Critique du superviseur de l’audit

Dans ce dossier, une autre enquête a été engagée, celle du financial reporting council (FRC), le superviseur de l’audit outre-Manche. Même s'il n'a pas encore publié ses conclusions, le FRC porte un regard très critique sur l’ensemble du travail d’audit de KPMG. "Il y a eu une détérioration inacceptable de la qualité [d’audit] de KPMG. 50 % des sociétés du FTSE 350 auditées par KPMG exigeaient davantage que des améliorations limitées, comparées à 35 % l’année précédente", résumait le FRC en juin dernier lors de la publication de son dernier rapport d'inspection. Lui-même critiqué, le FRC a publié le mois dernier un document dans lequel il considère que "le public reste préoccupé par le fait de savoir si la fourniture de services non audit [par l'ensemble des cabinets] ébranle l’indépendance de l’auditeur". Conséquence : le FRC s’est engagé à examiner si ses normes d’audit et d’éthique modifiées en 2016, qui interdisent à l’auditeur de fournir certains services non audit, répondent à ce sujet. Parallèlement, l’autorité britannique de la concurrence, le CMA (competition and markets authority), conduit une étude sur ce marché. Pour répondre aux inquiétudes grandissantes, il évalue notamment la pertinence de séparer davantage l’audit et le conseil.

Anticipation de KPMG ?

On peut donc se demander si KPMG n’anticipe pas une séparation plus forte qui serait imposée. "De façon générale, et pas seulement en ce qui concerne KPMG, j’ai la conviction que la réduction de la capacité des cabinets à fournir une gamme complète de services, que ce soit de façon volontaire ou réglementaire, serait nuisible pour leur capacité à offrir de la valeur à leurs clients d'audit", considère Jim Peterson, un observateur avisé du marché de l’audit dans le monde.
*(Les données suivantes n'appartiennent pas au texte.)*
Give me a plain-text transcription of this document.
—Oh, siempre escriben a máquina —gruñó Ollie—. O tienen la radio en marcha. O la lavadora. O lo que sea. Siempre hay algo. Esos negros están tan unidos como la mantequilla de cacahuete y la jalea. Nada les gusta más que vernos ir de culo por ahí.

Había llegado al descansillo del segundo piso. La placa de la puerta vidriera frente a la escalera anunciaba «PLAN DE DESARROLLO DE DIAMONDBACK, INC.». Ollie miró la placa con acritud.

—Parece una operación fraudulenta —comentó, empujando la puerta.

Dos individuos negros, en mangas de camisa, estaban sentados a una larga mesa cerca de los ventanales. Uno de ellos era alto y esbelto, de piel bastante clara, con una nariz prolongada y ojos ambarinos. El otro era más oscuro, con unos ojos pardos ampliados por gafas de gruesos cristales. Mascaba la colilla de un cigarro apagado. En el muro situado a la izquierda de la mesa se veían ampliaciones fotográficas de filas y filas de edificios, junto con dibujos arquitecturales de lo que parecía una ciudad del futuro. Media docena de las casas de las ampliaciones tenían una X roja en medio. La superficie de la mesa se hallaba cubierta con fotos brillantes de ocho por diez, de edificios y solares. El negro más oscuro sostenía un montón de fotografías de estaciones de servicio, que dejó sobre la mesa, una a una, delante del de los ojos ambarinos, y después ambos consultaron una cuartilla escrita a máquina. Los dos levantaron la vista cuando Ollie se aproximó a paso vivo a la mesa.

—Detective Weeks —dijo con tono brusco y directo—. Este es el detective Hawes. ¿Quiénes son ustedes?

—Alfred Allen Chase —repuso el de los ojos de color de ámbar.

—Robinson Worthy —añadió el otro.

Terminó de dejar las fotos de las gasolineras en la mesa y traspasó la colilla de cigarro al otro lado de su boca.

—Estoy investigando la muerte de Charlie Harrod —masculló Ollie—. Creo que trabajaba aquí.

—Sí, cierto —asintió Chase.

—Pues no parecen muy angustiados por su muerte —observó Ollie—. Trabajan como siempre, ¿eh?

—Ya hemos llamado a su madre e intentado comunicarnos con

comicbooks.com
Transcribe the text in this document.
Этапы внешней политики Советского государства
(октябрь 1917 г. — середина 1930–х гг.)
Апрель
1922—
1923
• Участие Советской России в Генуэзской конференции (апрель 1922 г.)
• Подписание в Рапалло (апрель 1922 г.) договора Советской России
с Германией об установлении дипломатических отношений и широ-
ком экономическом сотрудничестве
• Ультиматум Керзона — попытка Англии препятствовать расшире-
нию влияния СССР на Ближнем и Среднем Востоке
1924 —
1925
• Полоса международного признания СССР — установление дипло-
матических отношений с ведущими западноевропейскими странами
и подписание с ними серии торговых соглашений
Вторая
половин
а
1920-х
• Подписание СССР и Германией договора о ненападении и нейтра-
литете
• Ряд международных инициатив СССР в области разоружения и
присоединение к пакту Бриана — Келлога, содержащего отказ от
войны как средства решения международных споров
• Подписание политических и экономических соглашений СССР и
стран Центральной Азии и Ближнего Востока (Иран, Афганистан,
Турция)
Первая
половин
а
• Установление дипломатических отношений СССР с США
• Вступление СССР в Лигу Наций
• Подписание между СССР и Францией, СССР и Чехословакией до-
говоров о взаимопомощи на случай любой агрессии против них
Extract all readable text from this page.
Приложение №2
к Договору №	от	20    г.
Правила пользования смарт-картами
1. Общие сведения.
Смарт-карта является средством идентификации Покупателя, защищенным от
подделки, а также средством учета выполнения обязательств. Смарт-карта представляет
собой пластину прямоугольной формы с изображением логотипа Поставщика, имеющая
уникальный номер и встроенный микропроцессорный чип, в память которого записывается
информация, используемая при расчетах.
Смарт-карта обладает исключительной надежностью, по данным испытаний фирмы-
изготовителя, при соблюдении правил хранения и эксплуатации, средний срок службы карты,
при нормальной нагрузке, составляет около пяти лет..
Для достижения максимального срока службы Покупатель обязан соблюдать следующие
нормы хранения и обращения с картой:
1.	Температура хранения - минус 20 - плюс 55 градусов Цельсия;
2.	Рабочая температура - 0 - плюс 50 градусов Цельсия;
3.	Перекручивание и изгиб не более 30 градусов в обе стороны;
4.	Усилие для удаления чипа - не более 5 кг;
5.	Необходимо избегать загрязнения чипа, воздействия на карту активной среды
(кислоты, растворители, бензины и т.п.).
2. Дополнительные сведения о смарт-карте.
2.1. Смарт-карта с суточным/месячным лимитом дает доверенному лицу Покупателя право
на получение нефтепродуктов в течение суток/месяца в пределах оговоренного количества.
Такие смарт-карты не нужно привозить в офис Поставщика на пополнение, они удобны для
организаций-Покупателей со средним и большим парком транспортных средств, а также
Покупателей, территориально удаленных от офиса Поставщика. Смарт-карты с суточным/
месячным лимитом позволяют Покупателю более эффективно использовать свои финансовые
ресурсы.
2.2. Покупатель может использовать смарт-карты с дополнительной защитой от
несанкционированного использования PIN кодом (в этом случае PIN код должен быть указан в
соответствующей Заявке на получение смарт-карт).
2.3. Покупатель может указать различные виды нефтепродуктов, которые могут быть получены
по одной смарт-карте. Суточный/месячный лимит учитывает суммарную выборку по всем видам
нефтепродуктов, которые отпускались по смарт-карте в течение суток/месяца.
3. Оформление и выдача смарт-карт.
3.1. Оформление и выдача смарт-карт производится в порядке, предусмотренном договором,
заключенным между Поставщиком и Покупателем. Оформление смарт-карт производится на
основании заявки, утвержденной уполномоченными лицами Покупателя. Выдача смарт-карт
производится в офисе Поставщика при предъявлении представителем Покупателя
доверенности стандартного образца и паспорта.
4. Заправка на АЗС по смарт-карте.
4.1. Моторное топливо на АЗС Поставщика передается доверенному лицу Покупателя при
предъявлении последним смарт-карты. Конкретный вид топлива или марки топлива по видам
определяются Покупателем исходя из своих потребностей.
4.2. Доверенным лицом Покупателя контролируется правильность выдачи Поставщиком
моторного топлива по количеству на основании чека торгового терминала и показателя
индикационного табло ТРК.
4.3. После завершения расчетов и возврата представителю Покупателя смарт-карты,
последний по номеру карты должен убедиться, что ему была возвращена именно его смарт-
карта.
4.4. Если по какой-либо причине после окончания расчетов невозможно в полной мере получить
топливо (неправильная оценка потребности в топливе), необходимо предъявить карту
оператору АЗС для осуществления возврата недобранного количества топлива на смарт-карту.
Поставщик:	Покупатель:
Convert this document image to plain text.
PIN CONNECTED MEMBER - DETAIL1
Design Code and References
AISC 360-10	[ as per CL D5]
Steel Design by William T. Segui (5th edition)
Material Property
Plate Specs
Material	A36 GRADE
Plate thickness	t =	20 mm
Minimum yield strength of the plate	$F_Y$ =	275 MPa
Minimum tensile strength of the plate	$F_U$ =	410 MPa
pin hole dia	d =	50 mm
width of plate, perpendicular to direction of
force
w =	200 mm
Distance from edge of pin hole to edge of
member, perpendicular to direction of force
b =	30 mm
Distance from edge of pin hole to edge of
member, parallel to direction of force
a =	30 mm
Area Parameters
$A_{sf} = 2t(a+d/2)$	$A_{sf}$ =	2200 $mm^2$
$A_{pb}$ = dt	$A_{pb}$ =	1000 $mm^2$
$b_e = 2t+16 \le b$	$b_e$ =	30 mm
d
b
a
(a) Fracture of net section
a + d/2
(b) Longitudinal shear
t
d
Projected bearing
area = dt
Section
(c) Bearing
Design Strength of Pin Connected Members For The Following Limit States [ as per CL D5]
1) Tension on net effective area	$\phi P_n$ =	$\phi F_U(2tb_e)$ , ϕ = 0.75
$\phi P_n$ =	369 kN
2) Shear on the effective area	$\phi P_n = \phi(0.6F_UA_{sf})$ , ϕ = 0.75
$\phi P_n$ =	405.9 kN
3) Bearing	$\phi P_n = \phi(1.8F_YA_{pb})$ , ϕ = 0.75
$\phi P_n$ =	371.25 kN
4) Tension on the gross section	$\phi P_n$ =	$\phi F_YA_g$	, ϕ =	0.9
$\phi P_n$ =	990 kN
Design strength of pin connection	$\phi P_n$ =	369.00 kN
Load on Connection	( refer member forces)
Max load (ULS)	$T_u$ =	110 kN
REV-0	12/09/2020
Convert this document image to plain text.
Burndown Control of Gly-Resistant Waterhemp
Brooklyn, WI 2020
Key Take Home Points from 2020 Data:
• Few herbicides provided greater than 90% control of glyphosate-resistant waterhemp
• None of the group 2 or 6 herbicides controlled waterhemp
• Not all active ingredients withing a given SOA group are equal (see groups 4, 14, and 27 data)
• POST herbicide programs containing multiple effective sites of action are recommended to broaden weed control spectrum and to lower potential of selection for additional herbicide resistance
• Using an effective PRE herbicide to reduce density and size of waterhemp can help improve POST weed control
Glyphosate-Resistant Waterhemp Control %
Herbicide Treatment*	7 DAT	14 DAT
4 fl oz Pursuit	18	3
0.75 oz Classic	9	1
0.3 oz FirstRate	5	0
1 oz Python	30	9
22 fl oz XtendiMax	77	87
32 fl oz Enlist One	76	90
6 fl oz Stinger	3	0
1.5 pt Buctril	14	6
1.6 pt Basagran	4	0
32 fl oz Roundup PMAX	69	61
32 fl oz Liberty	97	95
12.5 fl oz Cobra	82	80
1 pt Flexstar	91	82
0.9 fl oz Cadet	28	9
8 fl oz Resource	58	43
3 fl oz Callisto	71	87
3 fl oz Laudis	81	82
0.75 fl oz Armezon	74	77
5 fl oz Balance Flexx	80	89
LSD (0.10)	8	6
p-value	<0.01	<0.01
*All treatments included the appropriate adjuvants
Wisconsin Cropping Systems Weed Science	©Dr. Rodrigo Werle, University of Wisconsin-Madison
Outre la question essentielle de l’effet de cette mesure sur la restauration de la confiance, se pose une question de viabilité : KPMG a-t-il les moyens de ne plus fournir — ou en tout cas beaucoup moins — de services non audit aux entreprises du FTSE 350 dont il audite les comptes ? Ce point est essentiel dans la mesure où une dégradation importante de ses revenus pourrait faire fuir ses associés et potentiellement détruire le réseau dans sa globalité. En 2017, ces services non audit (pour les entreprises du FTSE 350 dont KPMG audite les comptes) ont été facturés 79 millions de livres sterlings, ce qui représente 40 % des honoraires d’audit (toujours pour les entreprises du FTSE 350 dont KPMG audite les comptes), selon le FRC. Est-ce supportable pour KPMG Royaume-Uni ? Cela représente 3,64 % de son chiffre d’affaires 2017 (clos au 30 septembre 2017) qui s'élève à 2,17 milliards de livres sterlings — idéalement, il faudrait connaître l’impact de la disparition éventuelle de ces 79 millions de livres sterlings de services non audit sur le bénéfice du cabinet. Le sujet serait encore plus délicat s’il s’agissait d’arrêter l’ensemble des services non audit fournis à tous les clients d’audit. Le chiffre d’affaires en jeu s’élevait là à 221 millions de livres sterlings en 2017, selon un autre document du FRC, soit plus de 10 % de l'activité annuelle. On voit mal comment KPMG pourrait abandonner un tel pactole… à moins de le récupérer auprès des clients non audit.